The GROUP BY statement in SQL is used to group the rows in a result set based on the values in one or more columns. The GROUP BY statement is used in combination with aggregate functions (such as SUM, AVG, MAX, MIN, and COUNT) to produce summarized results for each group of rows in the result set.
Syntax of SQL GROUP BY Statement
SELECT column1, aggregate_function(column2) FROM table_name WHERE condition GROUP BY column1;
In the above syntax, the “column1” is used to group the rows in the result set, and the “aggregate_function(column2)” is used to produce summarized results for each group of rows. The “WHERE” clause is used to filter the rows based on a specified condition, and it is optional.
Example of SQL GROUP BY Statement
Consider the following table, “orders”:
CustomerID | ProductID | Quantity |
---|---|---|
C001 | P001 | 2 |
C002 | P002 | 3 |
C001 | P002 | 1 |
C002 | P001 | 4 |
Now, if we want to find the total quantity of each product ordered by each customer, we can use the following SQL statement with the GROUP BY statement:
SELECT CustomerID, ProductID, SUM(Quantity) as TotalQuantity FROM orders GROUP BY CustomerID, ProductID;
The output of this SQL statement would be:
CustomerID | ProductID | TotalQuantity |
---|---|---|
C001 | P001 | 2 |
C001 | P002 | 1 |
C002 | P001 | 4 |
C002 | P002 | 3 |
In the above output, the rows in the “orders” table are grouped by the values in the “CustomerID” and “ProductID” columns, and the total quantity of each product ordered by each customer is calculated using the SUM aggregate function. The result set contains one row for each unique combination of values in the “CustomerID” and “ProductID” columns.

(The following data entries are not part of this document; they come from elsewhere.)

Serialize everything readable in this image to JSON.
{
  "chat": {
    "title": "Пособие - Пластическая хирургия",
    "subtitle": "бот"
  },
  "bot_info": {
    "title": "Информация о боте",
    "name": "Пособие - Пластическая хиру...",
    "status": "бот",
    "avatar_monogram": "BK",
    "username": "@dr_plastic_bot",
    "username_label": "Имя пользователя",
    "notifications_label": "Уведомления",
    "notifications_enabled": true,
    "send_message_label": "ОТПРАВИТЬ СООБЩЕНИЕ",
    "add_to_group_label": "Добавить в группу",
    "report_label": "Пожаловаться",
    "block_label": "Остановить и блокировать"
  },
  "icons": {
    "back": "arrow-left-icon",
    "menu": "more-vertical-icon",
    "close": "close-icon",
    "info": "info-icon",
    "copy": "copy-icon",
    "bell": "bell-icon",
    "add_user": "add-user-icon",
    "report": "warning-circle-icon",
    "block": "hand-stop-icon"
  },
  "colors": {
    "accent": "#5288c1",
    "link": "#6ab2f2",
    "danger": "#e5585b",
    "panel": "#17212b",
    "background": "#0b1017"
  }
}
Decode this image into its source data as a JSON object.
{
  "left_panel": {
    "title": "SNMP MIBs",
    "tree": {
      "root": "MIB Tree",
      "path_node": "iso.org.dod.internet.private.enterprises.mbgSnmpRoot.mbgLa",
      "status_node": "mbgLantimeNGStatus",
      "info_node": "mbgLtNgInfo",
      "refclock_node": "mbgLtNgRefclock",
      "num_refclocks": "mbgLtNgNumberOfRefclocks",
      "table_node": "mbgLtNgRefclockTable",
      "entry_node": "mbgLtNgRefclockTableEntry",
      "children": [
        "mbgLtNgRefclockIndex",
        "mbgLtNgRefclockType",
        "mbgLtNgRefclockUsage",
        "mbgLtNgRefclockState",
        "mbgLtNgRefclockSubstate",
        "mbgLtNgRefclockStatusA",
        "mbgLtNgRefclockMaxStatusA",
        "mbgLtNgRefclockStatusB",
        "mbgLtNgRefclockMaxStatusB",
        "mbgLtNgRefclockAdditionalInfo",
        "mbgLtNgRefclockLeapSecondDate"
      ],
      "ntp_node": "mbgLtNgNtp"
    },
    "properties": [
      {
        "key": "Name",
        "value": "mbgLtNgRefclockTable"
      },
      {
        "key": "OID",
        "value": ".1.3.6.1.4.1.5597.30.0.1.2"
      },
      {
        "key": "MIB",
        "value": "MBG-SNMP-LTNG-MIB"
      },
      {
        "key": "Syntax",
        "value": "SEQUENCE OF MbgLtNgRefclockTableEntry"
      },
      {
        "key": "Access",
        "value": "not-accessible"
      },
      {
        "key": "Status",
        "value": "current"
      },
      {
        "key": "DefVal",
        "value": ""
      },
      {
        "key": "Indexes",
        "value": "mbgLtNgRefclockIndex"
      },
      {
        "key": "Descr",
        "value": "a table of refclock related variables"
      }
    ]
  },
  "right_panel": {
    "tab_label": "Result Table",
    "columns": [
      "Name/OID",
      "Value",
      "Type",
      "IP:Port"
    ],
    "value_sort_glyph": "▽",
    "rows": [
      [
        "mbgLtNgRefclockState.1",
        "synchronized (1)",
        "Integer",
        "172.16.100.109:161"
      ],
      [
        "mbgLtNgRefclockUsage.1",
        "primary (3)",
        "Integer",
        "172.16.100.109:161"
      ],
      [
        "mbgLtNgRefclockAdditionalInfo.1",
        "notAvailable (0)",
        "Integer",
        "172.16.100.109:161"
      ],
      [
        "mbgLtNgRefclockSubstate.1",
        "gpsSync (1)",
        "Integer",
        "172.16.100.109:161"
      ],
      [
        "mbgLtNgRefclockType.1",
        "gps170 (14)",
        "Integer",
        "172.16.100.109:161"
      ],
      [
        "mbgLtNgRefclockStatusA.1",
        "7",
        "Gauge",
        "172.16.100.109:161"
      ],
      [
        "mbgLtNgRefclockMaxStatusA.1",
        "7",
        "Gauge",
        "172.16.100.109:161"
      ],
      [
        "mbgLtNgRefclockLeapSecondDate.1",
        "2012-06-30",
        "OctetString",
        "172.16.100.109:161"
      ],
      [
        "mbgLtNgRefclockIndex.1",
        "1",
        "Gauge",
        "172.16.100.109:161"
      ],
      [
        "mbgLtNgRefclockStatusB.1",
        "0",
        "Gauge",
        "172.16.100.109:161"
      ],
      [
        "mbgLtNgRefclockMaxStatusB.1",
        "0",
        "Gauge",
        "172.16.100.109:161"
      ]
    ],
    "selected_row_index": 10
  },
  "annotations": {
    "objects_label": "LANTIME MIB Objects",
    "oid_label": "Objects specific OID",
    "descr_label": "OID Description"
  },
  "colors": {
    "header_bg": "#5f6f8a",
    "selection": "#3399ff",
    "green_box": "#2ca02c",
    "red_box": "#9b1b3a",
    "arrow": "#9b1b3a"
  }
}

Using GROUP BY with HAVING Clause
The HAVING clause in SQL can be used in combination with the GROUP BY statement to filter the groups based on a specified condition. The HAVING clause is used to specify the conditions that the groups must meet in order to be included in the result set.
For example, if we want to find the total quantity of each product ordered by each customer, but only for customers who have ordered a total quantity of more than 3, we can use the following SQL statement:
SELECT CustomerID, ProductID, SUM(Quantity) as TotalQuantity FROM orders GROUP BY CustomerID, ProductID HAVING SUM(Quantity) > 3;
The output of this SQL statement would be:
CustomerID | ProductID | TotalQuantity |
---|---|---|
C002 | P001 | 4 |
In the above output, the rows in the “orders” table are grouped by the values in the “CustomerID” and “ProductID” columns, and the total quantity of each product ordered by each customer is calculated using the SUM aggregate function. The HAVING clause is used to filter the groups and only the groups that meet the specified condition (i.e. total quantity is more than 3) are included in the result set.
Conclusion
The SQL GROUP BY statement is an important tool for summarizing and aggregating data in a result set. It is used in combination with aggregate functions to produce summarized results for each group of rows in the result set. When used with the HAVING clause, the GROUP BY statement provides even more powerful functionality for filtering and aggregating data based on specified conditions.